In die tijd zag men ’s morgens vroeg en ook bij schemerdonker, op de straat langs hun huizen de mensen op een rij gehurkt als kikkers zitten. Niet alle straten waren openbare privaten. Als er een „diender” of ’n „klepper” om de hoek van zo’n straat verscheen dan ging het „floep” en allen verdwenen in hun huizen, vaak sporen achterlatende van de overhaaste vlucht. En dat ging bij elke weersgesteldheid maar door en zo had de man met de kruiwagen altijd volop te scheppen.

De taak van den kruiwagenman werd opgeheven toen in de raadsvergadering van 31 Oktober 1876 werd besloten het tonnenstelsel in te voeren. De handkar, waarin de plee-emmers werden vervoerd, werd vervangen door een paardentractie. De man met de kruiwagen had zijn vrachtjes altijd naar de stadsvuilnisbelt gebracht. Op die vuilnisbelt is later Casa Blanca gebouwd.
Bij de invoering van het tonnenstelsel werd er Achter de Poort, waar nu de Gelddijk ligt, een apart terrein ingericht waar de tonnenwagen zijn fecaliën kon lossen. Eén van de bekendste tonnenophalers was de heer Van Dalum. Vanaf 1932 tot in de jaren vijftig, toen de paardentractie werd vervangen door een vrachtauto, reed de heer Van Dalum dagelijks door de stad om de tonnen op te halen.

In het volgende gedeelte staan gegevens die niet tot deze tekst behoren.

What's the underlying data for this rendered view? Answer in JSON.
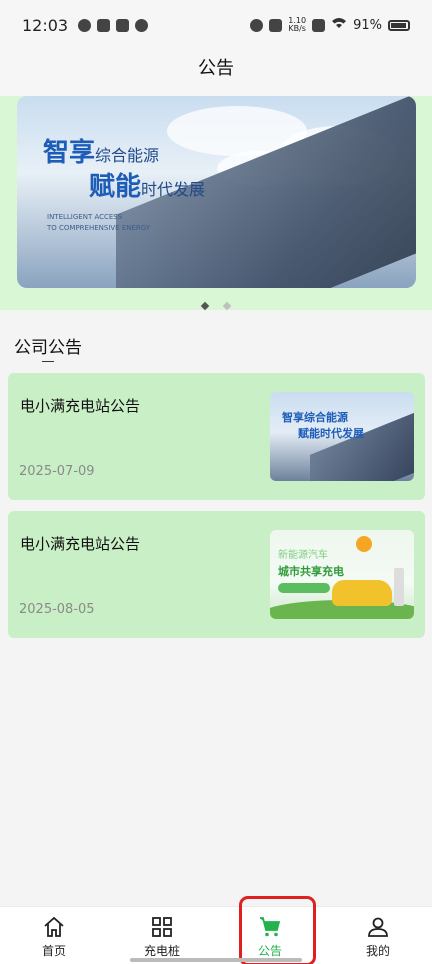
{
  "status_bar": {
    "time": "12:03",
    "net_speed_value": "1.10",
    "net_speed_unit": "KB/s",
    "battery": "91%"
  },
  "header": {
    "title": "公告"
  },
  "banner": {
    "line1_big": "智享",
    "line1_small": "综合能源",
    "line2_big": "赋能",
    "line2_small": "时代发展",
    "subtitle_1": "INTELLIGENT ACCESS",
    "subtitle_2": "TO COMPREHENSIVE ENERGY",
    "active_dot_color": "#555555",
    "inactive_dot_color": "#bfbfbf"
  },
  "section": {
    "title": "公司公告"
  },
  "announcements": [
    {
      "title": "电小满充电站公告",
      "date": "2025-07-09",
      "thumb_line1": "智享综合能源",
      "thumb_line2": "赋能时代发展"
    },
    {
      "title": "电小满充电站公告",
      "date": "2025-08-05",
      "thumb_line1": "新能源汽车",
      "thumb_line2": "城市共享充电"
    }
  ],
  "tabs": [
    {
      "label": "首页",
      "icon": "home-icon"
    },
    {
      "label": "充电桩",
      "icon": "grid-icon"
    },
    {
      "label": "公告",
      "icon": "cart-icon",
      "active": true
    },
    {
      "label": "我的",
      "icon": "user-icon"
    }
  ],
  "colors": {
    "accent": "#22b34c",
    "banner_bg": "#d9f7d4",
    "card_bg": "#c9efc6",
    "highlight": "#e02020"
  }
}
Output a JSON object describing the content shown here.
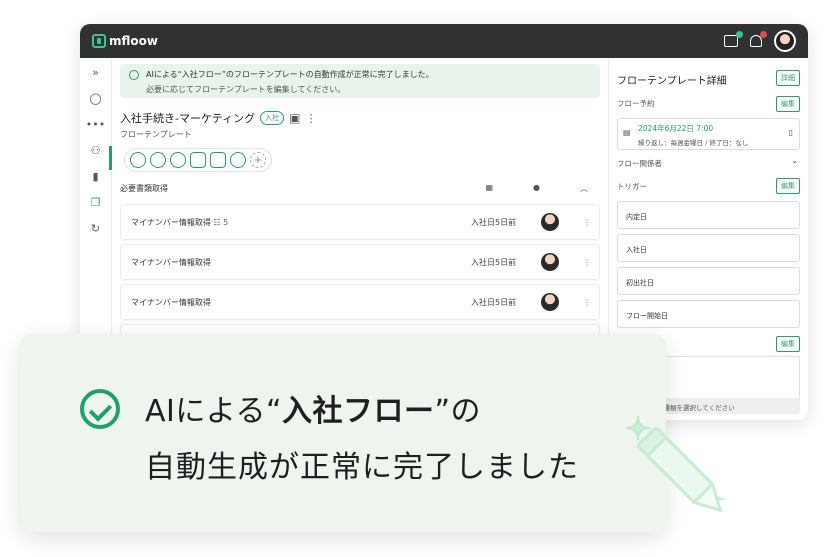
{
  "app": {
    "brand": "mfloow"
  },
  "banner": {
    "line1": "AIによる“入社フロー”のフローテンプレートの自動作成が正常に完了しました。",
    "line2": "必要に応じてフローテンプレートを編集してください。"
  },
  "flow": {
    "title": "入社手続き-マーケティング",
    "tag": "入社",
    "subtitle": "フローテンプレート",
    "section": "必要書類取得"
  },
  "rows": [
    {
      "name": "マイナンバー情報取得",
      "count": "5",
      "date": "入社日5日前"
    },
    {
      "name": "マイナンバー情報取得",
      "count": "",
      "date": "入社日5日前"
    },
    {
      "name": "マイナンバー情報取得",
      "count": "",
      "date": "入社日5日前"
    }
  ],
  "right_panel": {
    "title": "フローテンプレート詳細",
    "detail_btn": "詳細",
    "reserve_label": "フロー予約",
    "edit_btn": "編集",
    "schedule_date": "2024年6月22日 7:00",
    "schedule_repeat": "繰り返し：毎週金曜日 / 終了日：なし",
    "members_label": "フロー関係者",
    "trigger_label": "トリガー",
    "triggers": [
      "内定日",
      "入社日",
      "初出社日",
      "フロー開始日"
    ],
    "select_hint": "の種類を選択してください"
  },
  "overlay": {
    "prefix": "AIによる“",
    "highlight": "入社フロー",
    "suffix": "”の",
    "line2": "自動生成が正常に完了しました"
  },
  "colors": {
    "accent": "#22a06b",
    "topbar": "#2f3133",
    "card_bg": "#eef5ef"
  }
}
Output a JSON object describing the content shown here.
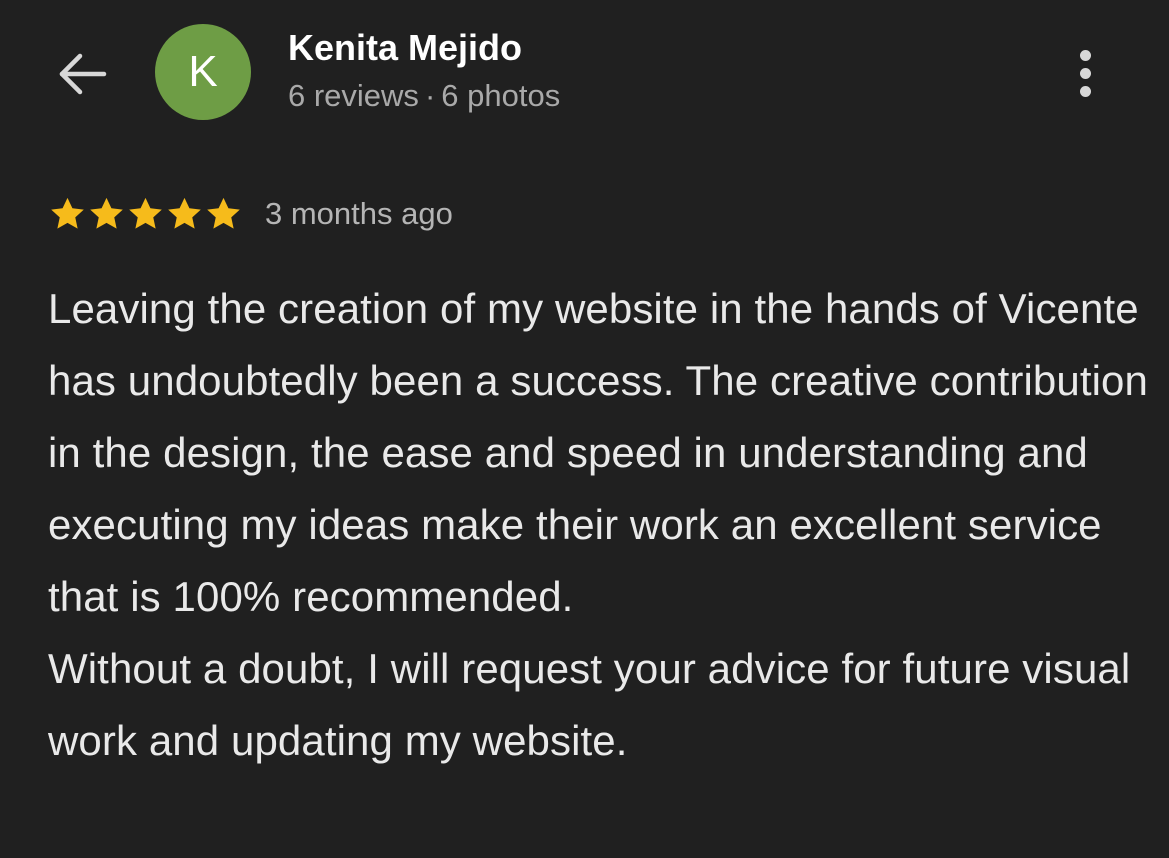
{
  "header": {
    "back_icon": "arrow-left-icon",
    "avatar_letter": "K",
    "avatar_color": "#6e9d45",
    "author_name": "Kenita Mejido",
    "reviews_count": "6 reviews",
    "separator": "·",
    "photos_count": "6 photos",
    "more_icon": "more-vertical-icon"
  },
  "review": {
    "rating": 5,
    "rating_max": 5,
    "star_color": "#f6bb1b",
    "timestamp": "3 months ago",
    "paragraph_1": "Leaving the creation of my website in the hands of Vicente has undoubtedly been a success. The creative contribution in the design, the ease and speed in understanding and executing my ideas make their work an excellent service that is 100% recommended.",
    "paragraph_2": "Without a doubt, I will request your advice for future visual work and updating my website."
  }
}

Op 21 december 1949 besloot de gemeenteraad om de mestbergplaats van de tonnenwagen te verplaatsen naar de Beesdseweg, in het Culemborgse Veld. Tijdens deze gemeenteraadsvergadering werd ook terloops over de opheffing van het tonnenstelsel gesproken. De tonnenwagen bleef echter voorlopig als een rudiment uit de negentiende eeuw door de stad rijden. Al sloot men niet uit dat, wegens de afstand, deze tonnenwagen in de toekomst vervangen moest worden door een autotractie.
Pas in de jaren zeventig, toen heel Culemborg op de schop ging en er ook een compleet riolenstelsel werd aangelegd, kon het tonnenstelsel worden afgedankt.

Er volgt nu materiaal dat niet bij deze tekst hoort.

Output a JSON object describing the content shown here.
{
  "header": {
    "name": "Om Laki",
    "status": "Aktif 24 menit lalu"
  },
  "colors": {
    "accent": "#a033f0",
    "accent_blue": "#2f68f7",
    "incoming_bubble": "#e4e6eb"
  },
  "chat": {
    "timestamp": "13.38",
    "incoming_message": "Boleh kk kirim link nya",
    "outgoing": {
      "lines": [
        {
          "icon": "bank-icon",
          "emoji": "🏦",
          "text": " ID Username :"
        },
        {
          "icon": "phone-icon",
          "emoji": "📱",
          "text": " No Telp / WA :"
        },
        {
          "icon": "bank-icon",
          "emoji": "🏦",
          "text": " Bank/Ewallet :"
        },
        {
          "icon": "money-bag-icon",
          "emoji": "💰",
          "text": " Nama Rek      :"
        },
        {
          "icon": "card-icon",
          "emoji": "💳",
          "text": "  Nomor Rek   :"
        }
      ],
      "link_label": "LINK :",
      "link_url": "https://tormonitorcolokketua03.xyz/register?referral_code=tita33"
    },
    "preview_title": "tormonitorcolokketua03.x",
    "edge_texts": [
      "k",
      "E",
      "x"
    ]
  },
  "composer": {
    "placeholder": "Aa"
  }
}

Gijs van Dalum de man die de “Cadeautjes” ophaalde
Ik ging elke dag de huizen langs om de dierbare vrachtjes op te halen. Mensen vroegen mij wel eens of ik dat geen vies werkje vond maar een mens went overal aan. Ik deed het graag. Bij verschillende mensen schoot er af en toe eens een klein fooitje over. Bij een ander kreeg je van tijd tot tijd een sigaar aangeboden.
Ik heb in mijn leven vele tonnen opgehaald waar maar een pet vol in zat. Maar er waren in grote gezinnen ook tonnen bij waarvan een mens zegt: waar komt het allemaal vandaan? Ik moest die tonnen dan op de wagen beuren, nogal hoog, en dan was het uitkijken dat je geen lik over je kop kreeg. Ik heb het er echter altijd goed afgebracht. Hebt u dit liedje wel eens gehoord?”
Jan Peut en Gijs van Dalum
zijn mannen van stavast.
Jan Peut leegt poeptonnetjes
En Gijs-lief houdt ze vast
Bij de invoering van het tonnenstelsel werd er Achter de Poort, waar nu de Gelddijk ligt, een apart terrein ingericht waar de tonnenwagen zijn fecaliën kon lossen.